If a martian was to land on Planet Earth, it could be forgiven for not knowing that football exists in Argentina, outside of Buenos Aires. But, it does, and in the second city of Cordoba, 400 miles north-west of the capital, more than 52,000 spectators packed the Estadio Kempes to see the local derby on Saturday afternoon. The two sides, Belgrano and Talleres, could not be separated and played out a breathless 1-1 draw.
The moods in the respective camps couldn’t have been more different going into the game. Belgrano, who have been campaigning in Argentina’s top flight since 2011 when they shocked the nation by demoting River Plate in the promotion/relegation play-off, have endured a torrid time of late. Los Piratas haven’t won back-to-back games since September and currently occupy 29th position in the 30 team league. They are suffering from a severe lack of investment and poor recruitment. Their president, Armando Pérez, has taken his eye off the ball over the last couple of years to focus on his role with the national federation (AFA). A managerial merry-go-round has seen the club appoint their third manager of the season in the week leading up to this game.
Talleres, on the other hand, are flying and have the momentum from two successive promotions behind them. El Matador have picked up where they left off last season, sitting comfortably in tenth place and looking good for Copa Sudamericana qualification. Talleres have only lost two of their last 14 competitive encounters, and this impressive run includes a five-match winning streak towards the back-end of 2016. Despite being second best during their recent trip to Boca Juniors’ La Bombonera, Talleres even managed to come away with the full three points.
The two clubs have their own, smaller stadiums, but share the Kempes for more important games such as this. This fixture was Belgrano’s ‘home’ fixture, and more than 52,000 of their fans packed the stands. There were no Talleres fans in attendance, due to AFA rules which prohibit away supporters, caused by a long-standing culture of hooliganism and organised crime in the stands. The stadium was bouncing before kick-off with singing, blue smoke filling the air, and ticker tape raining down from the stands. Few countries do atmosphere like Argentina. Almost fifteen years to the day since the last league encounter between the two sides, the fans can be forgiven for anticipating this clash with such fervour.

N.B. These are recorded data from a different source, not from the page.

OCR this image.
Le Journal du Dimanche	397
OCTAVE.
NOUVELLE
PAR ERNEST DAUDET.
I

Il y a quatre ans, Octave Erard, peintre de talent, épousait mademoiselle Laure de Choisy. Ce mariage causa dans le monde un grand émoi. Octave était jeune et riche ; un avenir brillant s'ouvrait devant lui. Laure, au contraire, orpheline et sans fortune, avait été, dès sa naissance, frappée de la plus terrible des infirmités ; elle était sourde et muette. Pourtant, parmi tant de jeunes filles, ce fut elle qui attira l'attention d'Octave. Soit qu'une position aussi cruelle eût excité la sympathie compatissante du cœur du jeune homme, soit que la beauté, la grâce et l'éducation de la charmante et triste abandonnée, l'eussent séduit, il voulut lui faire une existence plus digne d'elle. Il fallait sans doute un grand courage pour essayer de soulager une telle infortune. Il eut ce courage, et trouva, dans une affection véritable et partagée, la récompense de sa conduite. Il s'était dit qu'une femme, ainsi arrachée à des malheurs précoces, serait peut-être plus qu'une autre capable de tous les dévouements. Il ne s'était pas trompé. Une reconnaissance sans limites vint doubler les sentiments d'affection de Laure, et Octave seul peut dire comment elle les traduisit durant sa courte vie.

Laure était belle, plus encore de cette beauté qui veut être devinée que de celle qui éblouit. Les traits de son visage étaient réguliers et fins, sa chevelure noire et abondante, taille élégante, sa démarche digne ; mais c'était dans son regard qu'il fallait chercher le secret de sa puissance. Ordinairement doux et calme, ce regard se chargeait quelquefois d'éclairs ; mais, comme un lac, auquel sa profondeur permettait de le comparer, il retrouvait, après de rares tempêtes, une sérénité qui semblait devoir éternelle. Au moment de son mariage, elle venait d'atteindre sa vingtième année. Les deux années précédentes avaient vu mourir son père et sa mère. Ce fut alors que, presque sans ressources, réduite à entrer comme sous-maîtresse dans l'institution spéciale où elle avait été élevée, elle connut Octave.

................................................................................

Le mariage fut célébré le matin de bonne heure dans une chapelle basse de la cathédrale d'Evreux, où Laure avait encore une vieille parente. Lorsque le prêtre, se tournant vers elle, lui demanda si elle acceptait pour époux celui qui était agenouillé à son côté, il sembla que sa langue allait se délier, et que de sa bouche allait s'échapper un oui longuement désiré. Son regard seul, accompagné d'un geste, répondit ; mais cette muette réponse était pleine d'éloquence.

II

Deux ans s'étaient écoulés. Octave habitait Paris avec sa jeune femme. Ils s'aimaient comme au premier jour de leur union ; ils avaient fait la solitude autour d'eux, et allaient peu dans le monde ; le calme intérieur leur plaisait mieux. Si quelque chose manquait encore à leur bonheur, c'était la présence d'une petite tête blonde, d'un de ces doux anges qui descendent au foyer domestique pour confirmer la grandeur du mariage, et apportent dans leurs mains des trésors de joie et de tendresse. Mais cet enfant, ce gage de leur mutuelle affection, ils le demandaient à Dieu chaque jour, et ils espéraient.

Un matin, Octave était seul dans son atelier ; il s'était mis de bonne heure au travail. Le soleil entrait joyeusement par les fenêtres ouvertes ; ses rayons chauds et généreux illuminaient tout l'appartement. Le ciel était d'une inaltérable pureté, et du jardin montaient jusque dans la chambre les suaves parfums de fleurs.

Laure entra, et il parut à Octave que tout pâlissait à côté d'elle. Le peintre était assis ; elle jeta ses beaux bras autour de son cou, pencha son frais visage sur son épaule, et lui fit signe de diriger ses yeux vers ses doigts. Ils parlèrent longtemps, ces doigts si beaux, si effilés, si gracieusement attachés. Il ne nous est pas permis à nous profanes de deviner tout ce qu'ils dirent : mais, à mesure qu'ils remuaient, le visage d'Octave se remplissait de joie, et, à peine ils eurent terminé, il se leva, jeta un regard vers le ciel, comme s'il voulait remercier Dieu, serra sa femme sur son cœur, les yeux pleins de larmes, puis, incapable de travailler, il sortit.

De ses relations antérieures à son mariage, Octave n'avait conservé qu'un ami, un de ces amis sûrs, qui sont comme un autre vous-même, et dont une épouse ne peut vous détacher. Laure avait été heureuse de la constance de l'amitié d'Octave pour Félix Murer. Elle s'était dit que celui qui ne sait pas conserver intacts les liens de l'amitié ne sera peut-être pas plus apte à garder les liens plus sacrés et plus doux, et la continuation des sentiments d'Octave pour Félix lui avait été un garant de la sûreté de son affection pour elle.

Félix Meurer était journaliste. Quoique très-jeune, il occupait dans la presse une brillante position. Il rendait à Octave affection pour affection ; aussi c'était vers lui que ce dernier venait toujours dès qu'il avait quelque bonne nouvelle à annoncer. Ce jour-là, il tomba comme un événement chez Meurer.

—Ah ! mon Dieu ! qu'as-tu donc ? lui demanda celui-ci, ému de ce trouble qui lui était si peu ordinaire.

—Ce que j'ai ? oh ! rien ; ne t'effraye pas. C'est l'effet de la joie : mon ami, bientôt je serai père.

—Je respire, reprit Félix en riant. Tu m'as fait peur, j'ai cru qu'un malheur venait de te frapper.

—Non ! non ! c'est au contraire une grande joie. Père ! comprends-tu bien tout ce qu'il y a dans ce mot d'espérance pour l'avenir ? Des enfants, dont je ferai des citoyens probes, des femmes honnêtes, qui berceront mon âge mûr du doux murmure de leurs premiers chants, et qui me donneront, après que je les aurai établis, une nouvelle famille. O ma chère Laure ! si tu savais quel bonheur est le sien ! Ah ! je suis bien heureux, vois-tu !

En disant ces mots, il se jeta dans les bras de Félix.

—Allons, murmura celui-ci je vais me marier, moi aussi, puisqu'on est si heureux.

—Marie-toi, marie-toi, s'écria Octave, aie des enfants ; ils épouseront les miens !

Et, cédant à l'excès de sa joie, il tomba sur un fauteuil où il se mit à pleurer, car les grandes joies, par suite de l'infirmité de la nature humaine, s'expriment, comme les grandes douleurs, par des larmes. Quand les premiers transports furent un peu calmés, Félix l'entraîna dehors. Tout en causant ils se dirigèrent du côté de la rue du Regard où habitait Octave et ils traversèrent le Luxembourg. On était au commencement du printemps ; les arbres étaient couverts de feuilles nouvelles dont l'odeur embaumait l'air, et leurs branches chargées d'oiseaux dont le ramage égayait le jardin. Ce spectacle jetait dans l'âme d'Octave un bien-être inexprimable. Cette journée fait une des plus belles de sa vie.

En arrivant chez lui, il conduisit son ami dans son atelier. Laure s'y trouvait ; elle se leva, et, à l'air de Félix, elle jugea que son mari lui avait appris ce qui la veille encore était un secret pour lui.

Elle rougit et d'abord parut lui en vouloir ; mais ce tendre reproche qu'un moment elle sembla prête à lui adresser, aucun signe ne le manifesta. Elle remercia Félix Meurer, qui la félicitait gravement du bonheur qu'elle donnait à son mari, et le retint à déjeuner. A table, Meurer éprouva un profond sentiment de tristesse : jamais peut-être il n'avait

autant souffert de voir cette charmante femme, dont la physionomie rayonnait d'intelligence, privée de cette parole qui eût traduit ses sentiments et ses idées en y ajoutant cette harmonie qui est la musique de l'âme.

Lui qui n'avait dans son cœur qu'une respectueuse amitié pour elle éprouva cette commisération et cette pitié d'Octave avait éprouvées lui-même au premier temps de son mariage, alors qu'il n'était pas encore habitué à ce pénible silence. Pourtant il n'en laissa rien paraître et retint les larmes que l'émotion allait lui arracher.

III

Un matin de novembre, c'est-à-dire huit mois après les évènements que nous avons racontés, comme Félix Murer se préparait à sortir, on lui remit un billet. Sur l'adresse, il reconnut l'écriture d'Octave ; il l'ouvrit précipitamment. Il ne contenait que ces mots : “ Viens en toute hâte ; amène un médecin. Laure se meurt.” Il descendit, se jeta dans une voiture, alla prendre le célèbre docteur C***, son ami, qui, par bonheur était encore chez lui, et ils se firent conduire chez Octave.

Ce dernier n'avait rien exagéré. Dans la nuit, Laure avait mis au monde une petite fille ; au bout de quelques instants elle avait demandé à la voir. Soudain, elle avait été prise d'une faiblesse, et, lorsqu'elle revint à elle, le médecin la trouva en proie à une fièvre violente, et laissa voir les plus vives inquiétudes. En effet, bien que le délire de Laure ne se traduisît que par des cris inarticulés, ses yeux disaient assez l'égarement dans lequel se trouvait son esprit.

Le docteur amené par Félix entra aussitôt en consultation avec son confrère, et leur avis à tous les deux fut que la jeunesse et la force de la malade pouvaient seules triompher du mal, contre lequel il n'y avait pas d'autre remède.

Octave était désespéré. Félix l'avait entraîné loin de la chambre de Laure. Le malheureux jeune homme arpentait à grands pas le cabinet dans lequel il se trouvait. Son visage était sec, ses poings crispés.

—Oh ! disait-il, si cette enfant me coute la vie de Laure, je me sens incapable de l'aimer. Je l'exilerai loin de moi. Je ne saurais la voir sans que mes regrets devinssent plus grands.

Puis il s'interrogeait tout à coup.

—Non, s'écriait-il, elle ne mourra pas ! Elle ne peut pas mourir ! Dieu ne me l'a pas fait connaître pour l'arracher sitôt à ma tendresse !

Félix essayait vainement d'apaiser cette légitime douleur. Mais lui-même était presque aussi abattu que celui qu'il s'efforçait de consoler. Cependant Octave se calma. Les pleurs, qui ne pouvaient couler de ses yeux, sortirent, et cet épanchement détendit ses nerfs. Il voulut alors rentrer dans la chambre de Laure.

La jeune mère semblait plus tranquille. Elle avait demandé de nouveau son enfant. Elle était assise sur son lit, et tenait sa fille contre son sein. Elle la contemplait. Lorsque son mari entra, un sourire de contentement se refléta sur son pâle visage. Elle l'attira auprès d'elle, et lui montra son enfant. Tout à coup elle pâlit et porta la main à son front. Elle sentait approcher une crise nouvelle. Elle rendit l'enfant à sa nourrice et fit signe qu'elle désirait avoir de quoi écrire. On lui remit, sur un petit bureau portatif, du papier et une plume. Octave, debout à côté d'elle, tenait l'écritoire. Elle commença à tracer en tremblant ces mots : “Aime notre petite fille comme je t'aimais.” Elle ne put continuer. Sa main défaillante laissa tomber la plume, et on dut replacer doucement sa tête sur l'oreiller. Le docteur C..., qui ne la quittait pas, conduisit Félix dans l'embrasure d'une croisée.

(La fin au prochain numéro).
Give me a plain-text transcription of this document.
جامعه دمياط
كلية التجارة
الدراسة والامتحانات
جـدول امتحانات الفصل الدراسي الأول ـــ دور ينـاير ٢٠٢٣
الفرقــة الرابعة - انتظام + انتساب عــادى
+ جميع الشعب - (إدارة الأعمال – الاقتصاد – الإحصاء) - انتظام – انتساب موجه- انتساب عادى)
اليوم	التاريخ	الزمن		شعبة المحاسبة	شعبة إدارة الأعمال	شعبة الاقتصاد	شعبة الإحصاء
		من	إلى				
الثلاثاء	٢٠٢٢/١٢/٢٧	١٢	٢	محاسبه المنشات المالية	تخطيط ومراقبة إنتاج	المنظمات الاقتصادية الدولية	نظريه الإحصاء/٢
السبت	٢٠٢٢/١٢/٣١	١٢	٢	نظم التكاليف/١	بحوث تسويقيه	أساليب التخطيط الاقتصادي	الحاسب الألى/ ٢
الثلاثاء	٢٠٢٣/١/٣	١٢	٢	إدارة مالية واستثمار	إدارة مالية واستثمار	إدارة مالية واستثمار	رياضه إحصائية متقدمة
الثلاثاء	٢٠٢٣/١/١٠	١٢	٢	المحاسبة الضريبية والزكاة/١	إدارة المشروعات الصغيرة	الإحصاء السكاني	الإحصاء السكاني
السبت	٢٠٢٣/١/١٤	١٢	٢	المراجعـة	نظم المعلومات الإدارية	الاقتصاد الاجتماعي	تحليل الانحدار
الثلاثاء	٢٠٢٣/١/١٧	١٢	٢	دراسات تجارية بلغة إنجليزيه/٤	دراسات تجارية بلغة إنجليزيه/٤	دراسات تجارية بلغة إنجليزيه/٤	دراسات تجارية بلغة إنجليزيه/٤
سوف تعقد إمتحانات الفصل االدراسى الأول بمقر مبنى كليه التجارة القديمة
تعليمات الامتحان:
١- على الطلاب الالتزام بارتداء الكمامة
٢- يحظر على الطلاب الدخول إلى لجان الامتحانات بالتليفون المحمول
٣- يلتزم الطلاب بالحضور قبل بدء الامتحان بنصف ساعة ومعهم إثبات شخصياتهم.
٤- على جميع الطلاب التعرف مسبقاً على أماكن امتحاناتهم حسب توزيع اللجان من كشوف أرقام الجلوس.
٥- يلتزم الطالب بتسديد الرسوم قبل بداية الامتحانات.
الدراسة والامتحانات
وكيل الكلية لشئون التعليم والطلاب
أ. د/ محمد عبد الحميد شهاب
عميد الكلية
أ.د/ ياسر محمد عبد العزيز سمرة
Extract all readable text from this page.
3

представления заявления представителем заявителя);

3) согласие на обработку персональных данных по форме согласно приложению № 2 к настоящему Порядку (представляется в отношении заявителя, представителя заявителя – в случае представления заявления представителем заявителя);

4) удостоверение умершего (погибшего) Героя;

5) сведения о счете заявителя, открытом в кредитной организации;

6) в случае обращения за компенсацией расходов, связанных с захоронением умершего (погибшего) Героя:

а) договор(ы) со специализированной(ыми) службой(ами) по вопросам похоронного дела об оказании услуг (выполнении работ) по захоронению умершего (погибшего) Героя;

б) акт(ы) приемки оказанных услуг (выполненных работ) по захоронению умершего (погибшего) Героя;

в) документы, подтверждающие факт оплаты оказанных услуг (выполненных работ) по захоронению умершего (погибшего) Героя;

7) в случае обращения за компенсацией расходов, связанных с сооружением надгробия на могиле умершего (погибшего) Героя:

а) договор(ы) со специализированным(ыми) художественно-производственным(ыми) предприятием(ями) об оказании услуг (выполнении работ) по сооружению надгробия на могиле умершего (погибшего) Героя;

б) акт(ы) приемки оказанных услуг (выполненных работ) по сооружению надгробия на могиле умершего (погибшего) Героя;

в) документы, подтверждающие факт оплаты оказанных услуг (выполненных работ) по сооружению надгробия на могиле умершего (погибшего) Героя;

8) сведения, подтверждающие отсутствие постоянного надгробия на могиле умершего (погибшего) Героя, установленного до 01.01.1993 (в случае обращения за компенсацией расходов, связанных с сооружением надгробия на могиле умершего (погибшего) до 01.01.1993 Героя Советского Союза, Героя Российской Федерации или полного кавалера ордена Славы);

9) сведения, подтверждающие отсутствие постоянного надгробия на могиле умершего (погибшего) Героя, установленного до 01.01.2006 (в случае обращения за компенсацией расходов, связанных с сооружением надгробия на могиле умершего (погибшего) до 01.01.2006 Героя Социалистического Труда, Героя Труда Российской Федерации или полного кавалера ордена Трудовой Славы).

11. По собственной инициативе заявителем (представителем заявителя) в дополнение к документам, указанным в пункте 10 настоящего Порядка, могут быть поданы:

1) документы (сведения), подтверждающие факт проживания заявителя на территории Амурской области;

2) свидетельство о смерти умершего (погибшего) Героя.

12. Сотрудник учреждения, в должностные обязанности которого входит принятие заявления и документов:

As is typical of derby games, this one started with the feel of the last ten minutes of a cup tie. Tackles flew in and the momentum swung like a pendulum, with each side taking it in turns to raid into opposition territory. When the match settled down, Talleres took control as expected, knocking the ball about comfortably at the back before launching dangerous counterattacks. The ageless Pablo Guiñazú, now 38, sitting in front of the back four, extinguishing any Belgrano attacks and starting most of his team’s moves. Emanuel Reynoso was bright going forward for La T; the 21-year-old has been likened in style to Juan Román Riquelme and is tipped for a potential move to Europe before long. Belgrano’s new manager, Sebastián Méndez, was like in a jack-in-the-box trying to drive his team on from the technical area. Despite the ferocious play, there were few clear cut chances and the teams went in at the interval at 0-0.
First blood was drawn 20 minutes into the second half, and it came as no surprise that it was Talleres who opened the scoring. Indecision in the Belgrano midfield on was pounced upon, and Reynoso set up a three-versus-two attack. The ball eventually fell to Johnathan Menéndez, who coolly finished past Belgrano ‘keeper Lucas Costa. The 22-year-old stopper has been in impressive form in the Belgrano sticks since replacing club icon Juan Carlos Olave, who retired at the end of 2016. However, he had no chance with this finish and the credit has to go to the attacker. Belgrano’s defence looked uninterested; players were slow to get back and one even committed the cardinal defensive sin of standing with his arm in the air, praying for an offside call that never came.
Understandably the home crowd became restless and a couple of wayward passes were met with loud jeers. Yet the players didn’t give up. After 77 minutes Belgrano hit the post, and following a messy goalmouth scramble captain Guillermo Farré smashed the ball home to a rapturous roar. Although there were chances after that, I got the impression that both sides
were happy with 1-1 and that was to be the end of the goalmouth action. The statistics favoured Talleres, who enjoyed 69 per cent of possession and completed 533 passes to Belgrano’s 180.
Despite being second-from-bottom in the table Belgrano are in no danger of relegation this season due to Argentina’s complicated promedio system which calculates an average of teams’ points gained over the last three seasons. However, they could be in real danger of dropping out of the top flight next season if this poor form continues so the focus in the remaining 11 games, with a new manager at the helm, should be to turn the fortunes around, restore some pride and set the tone for next season. Talleres, meanwhile, will look to continue in the same vein, qualify for continental competition, and cement their burgeoning reputation as a team to keep an eye on.